Optimal transport at finite temperature

Optimal transport (OT) has become a discipline by itself that offers solutions to a wide range of theoretical problems in probability and mathematics. Despite its appealing theoretical properties, solving the OT problem involves the resolution of a linear program whose computational cost can quickly become prohibitive whenever the size of the problem exceeds a few hundred points.

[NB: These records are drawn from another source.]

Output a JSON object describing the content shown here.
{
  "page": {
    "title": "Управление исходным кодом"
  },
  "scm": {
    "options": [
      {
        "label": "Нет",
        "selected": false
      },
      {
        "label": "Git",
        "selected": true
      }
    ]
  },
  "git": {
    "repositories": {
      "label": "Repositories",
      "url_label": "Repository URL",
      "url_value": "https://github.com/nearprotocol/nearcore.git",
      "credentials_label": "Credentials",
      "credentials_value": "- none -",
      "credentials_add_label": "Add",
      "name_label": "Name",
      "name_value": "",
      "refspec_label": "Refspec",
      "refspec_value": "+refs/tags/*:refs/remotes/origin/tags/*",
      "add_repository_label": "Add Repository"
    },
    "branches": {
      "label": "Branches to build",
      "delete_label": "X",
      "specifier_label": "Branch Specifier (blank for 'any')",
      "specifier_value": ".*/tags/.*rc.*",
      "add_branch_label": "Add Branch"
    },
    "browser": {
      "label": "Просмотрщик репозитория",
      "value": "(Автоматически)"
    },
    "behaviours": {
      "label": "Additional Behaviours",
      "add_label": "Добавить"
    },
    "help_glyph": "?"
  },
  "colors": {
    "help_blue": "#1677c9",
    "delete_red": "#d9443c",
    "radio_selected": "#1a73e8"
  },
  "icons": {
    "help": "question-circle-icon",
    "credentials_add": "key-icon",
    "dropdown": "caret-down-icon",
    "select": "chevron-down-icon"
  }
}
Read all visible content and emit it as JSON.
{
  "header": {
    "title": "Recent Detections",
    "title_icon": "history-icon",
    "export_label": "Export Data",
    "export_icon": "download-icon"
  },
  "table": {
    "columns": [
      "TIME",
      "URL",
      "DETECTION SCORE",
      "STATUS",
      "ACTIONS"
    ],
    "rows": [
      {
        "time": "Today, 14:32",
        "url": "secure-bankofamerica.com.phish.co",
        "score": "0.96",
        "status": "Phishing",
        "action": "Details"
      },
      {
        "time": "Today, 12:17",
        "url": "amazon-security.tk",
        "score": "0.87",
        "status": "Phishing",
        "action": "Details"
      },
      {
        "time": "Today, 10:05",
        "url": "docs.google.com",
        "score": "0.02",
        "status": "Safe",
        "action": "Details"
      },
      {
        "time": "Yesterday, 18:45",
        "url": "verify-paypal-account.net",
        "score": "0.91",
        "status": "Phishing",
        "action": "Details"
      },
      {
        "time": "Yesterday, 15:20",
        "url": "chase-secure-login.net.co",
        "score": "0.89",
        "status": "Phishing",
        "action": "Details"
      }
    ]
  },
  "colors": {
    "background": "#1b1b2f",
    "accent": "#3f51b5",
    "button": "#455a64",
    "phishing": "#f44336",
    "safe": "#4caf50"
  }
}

The recent introduction of entropy regularization, however, has led to the development of fast algorithms for solving an approximate OT problem. The successes of those algorithms have resulted in a popularization of the applications of OT in several applied fields such as imaging sciences and machine learning, and in data sciences in general. Problems remain, however, as to the numerical convergence of those regularized approximations towards the actual OT solution. In addition, the physical meaning of this regularization is unclear. In this paper, we propose an approach to solving the discrete OT problem using techniques adapted from statistical physics. Our first contribution is to fully describe this formalism, including all the proofs of its main claims. In particular we derive a strongly concave effective free energy function that captures the constraints of the optimal transport problem at a finite temperature. Its maximum defines a pseudo distance between the two set of weighted points that are compared, which satisfies the triangular inequalities. The temperature dependent OT pseudo distance decreases monotonically to the standard OT distance, providing a robust framework for temperature annealing. Our second contribution is to show that the implementation of this formalism has the same properties as the regularized OT algorithms in time complexity, making it a competitive approach to solving the OT problem. We illustrate applications of the framework to the problem of protein fold recognition based on sequence information only.